Severe sepsis is both common and deadly. The pathophysiology of sepsis is complex and includes a nonlinear interplay between multiple cell types and soluble mediators.1,2 Over the past decade, enormous resources have been expended on sepsis trials, with more than 10 000 patients enrolled in more than 20 placebo-controlled, randomized phase 3 clinical trials. The vast majority of these therapies have failed to improve survival in patients with severe sepsis. A notable exception is activated protein C, which was shown in the Recombinant Human Activated Protein C Worldwide Evaluation in Severe Sepsis (PROWESS) study to reduce 28-day all-cause mortality in this patient population.3
The biologic plausibility of the PROWESS results is mired in a maze of inflammatory and coagulation pathways. Intensivists and hematologists (not to mention investigators from many other disciplines) have found themselves in an unlikely partnership, struggling to get their arms around the problem. If any consensus has been reached, it goes something like this: (1) activation of both inflammation and coagulation contributes to the pathophysiology of severe sepsis and organ dysfunction, (2) therapies that target only the inflammatory cascade (eg, antimediator therapy) or only the coagulation pathway (eg, antithrombin agents) do not improve survival, and (3) therapies that target both inflammatory and coagulation pathways (eg, activated protein C) hold more promise.
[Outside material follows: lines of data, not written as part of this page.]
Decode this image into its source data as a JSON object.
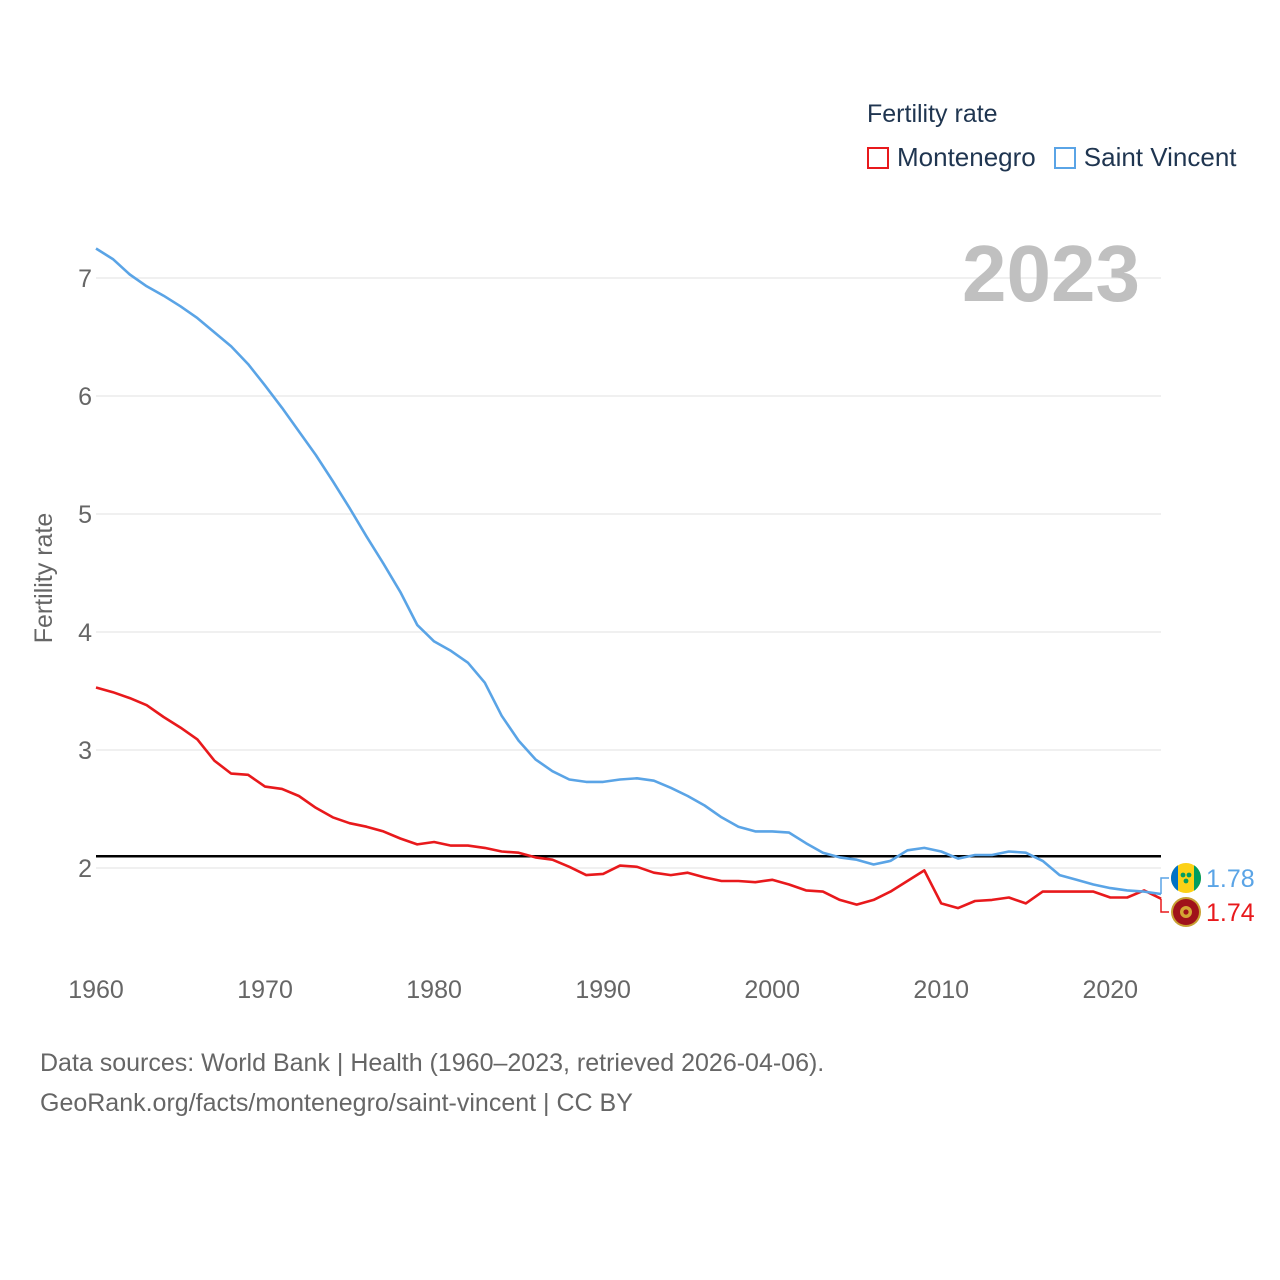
{
  "legend": {
    "title": "Fertility rate",
    "items": [
      {
        "label": "Montenegro",
        "color": "#e8191c"
      },
      {
        "label": "Saint Vincent",
        "color": "#5aa4e6"
      }
    ]
  },
  "year_label": "2023",
  "source": {
    "line1": "Data sources: World Bank | Health (1960–2023, retrieved 2026-04-06).",
    "line2": "GeoRank.org/facts/montenegro/saint-vincent | CC BY"
  },
  "chart_data": {
    "type": "line",
    "title": "Fertility rate",
    "xlabel": "",
    "ylabel": "Fertility rate",
    "xlim": [
      1960,
      2023
    ],
    "ylim": [
      1.4,
      7.3
    ],
    "x_ticks": [
      1960,
      1970,
      1980,
      1990,
      2000,
      2010,
      2020
    ],
    "y_ticks": [
      2,
      3,
      4,
      5,
      6,
      7
    ],
    "grid": true,
    "reference_line": {
      "y": 2.1,
      "color": "#000000"
    },
    "x": [
      1960,
      1961,
      1962,
      1963,
      1964,
      1965,
      1966,
      1967,
      1968,
      1969,
      1970,
      1971,
      1972,
      1973,
      1974,
      1975,
      1976,
      1977,
      1978,
      1979,
      1980,
      1981,
      1982,
      1983,
      1984,
      1985,
      1986,
      1987,
      1988,
      1989,
      1990,
      1991,
      1992,
      1993,
      1994,
      1995,
      1996,
      1997,
      1998,
      1999,
      2000,
      2001,
      2002,
      2003,
      2004,
      2005,
      2006,
      2007,
      2008,
      2009,
      2010,
      2011,
      2012,
      2013,
      2014,
      2015,
      2016,
      2017,
      2018,
      2019,
      2020,
      2021,
      2022,
      2023
    ],
    "series": [
      {
        "name": "Montenegro",
        "color": "#e8191c",
        "end_label": "1.74",
        "values": [
          3.53,
          3.49,
          3.44,
          3.38,
          3.28,
          3.19,
          3.09,
          2.91,
          2.8,
          2.79,
          2.69,
          2.67,
          2.61,
          2.51,
          2.43,
          2.38,
          2.35,
          2.31,
          2.25,
          2.2,
          2.22,
          2.19,
          2.19,
          2.17,
          2.14,
          2.13,
          2.09,
          2.07,
          2.01,
          1.94,
          1.95,
          2.02,
          2.01,
          1.96,
          1.94,
          1.96,
          1.92,
          1.89,
          1.89,
          1.88,
          1.9,
          1.86,
          1.81,
          1.8,
          1.73,
          1.69,
          1.73,
          1.8,
          1.89,
          1.98,
          1.7,
          1.66,
          1.72,
          1.73,
          1.75,
          1.7,
          1.8,
          1.8,
          1.8,
          1.8,
          1.75,
          1.75,
          1.81,
          1.74
        ]
      },
      {
        "name": "Saint Vincent",
        "color": "#5aa4e6",
        "end_label": "1.78",
        "values": [
          7.25,
          7.16,
          7.03,
          6.93,
          6.85,
          6.76,
          6.66,
          6.54,
          6.42,
          6.27,
          6.09,
          5.9,
          5.7,
          5.5,
          5.28,
          5.05,
          4.81,
          4.58,
          4.34,
          4.06,
          3.92,
          3.84,
          3.74,
          3.57,
          3.29,
          3.08,
          2.92,
          2.82,
          2.75,
          2.73,
          2.73,
          2.75,
          2.76,
          2.74,
          2.68,
          2.61,
          2.53,
          2.43,
          2.35,
          2.31,
          2.31,
          2.3,
          2.21,
          2.13,
          2.09,
          2.07,
          2.03,
          2.06,
          2.15,
          2.17,
          2.14,
          2.08,
          2.11,
          2.11,
          2.14,
          2.13,
          2.06,
          1.94,
          1.9,
          1.86,
          1.83,
          1.81,
          1.8,
          1.78
        ]
      }
    ]
  }
}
Just as the dust is settling, a study by Kerlin and colleagues (page 3085) promises to kick up another storm. This study provides evidence that factor V (FV) Leiden confers a survival advantage in severe sepsis and in an animal model of endotoxemia. While the numbers of patients in the PROWESS trial with the FV Leiden mutation were relatively small, the inclusion of the animal data goes a long way toward supporting their conclusion. Although much more work will be required to elucidate the mechanism(s) by which FV Leiden protects against sepsis mortality, the results amount to a fascinating paradigm shift, summarized as follows: (1) thrombin generation may be protective in the setting of sepsis, (2) the effect of thrombin is dose-dependent—a little more thrombin (FV carrier) is good, while too much thrombin (FV homozygous) is not—and (3) the FV Leiden mutation may have evolved as a means of protecting not so much against the saber-toothed tiger, but rather as a defensive weapon in the host-pathogen arms race.
If these results hold true in large populations of patients with severe sepsis, and if the mechanism is one of increased thrombin generation (and perhaps secondary activation of endogenous protein C), then we will be forced to revise our model of sepsis pathophysiology yet again, this time assigning a protective role to the coagulation pathway (at least up to a certain level of activation). Does that mean we are back to a simplified version of sepsis pathogenesis in which one or another component of the inflammatory cascade is the “Darth Vader” of the host response? The answer is most certainly no. As with most, if not all, biologic systems, the sepsis network is likely to display small-world properties consisting of diverse nodes, hubs, links, and connection weights. Mapping the topology of the network will keep us busy well into the millennium. That said, the revised model in its present form raises interesting therapeutic questions. For example, would a re-engineered activated protein C molecule that lacks anti-Va and anti-VIIIa function yet retains nonanticoagulant activity yield an improved therapeutic window? Moreover, could one actually titrate the systemic infusion of a prothrombotic agent such as rVIIa to optimize thrombin generation while minimizing the deleterious effects of tissue factor/VIIa/activated factor X–mediated cell activation? Given the unpredictable turns in this field, I would not be surprised if the answer is yes on both counts.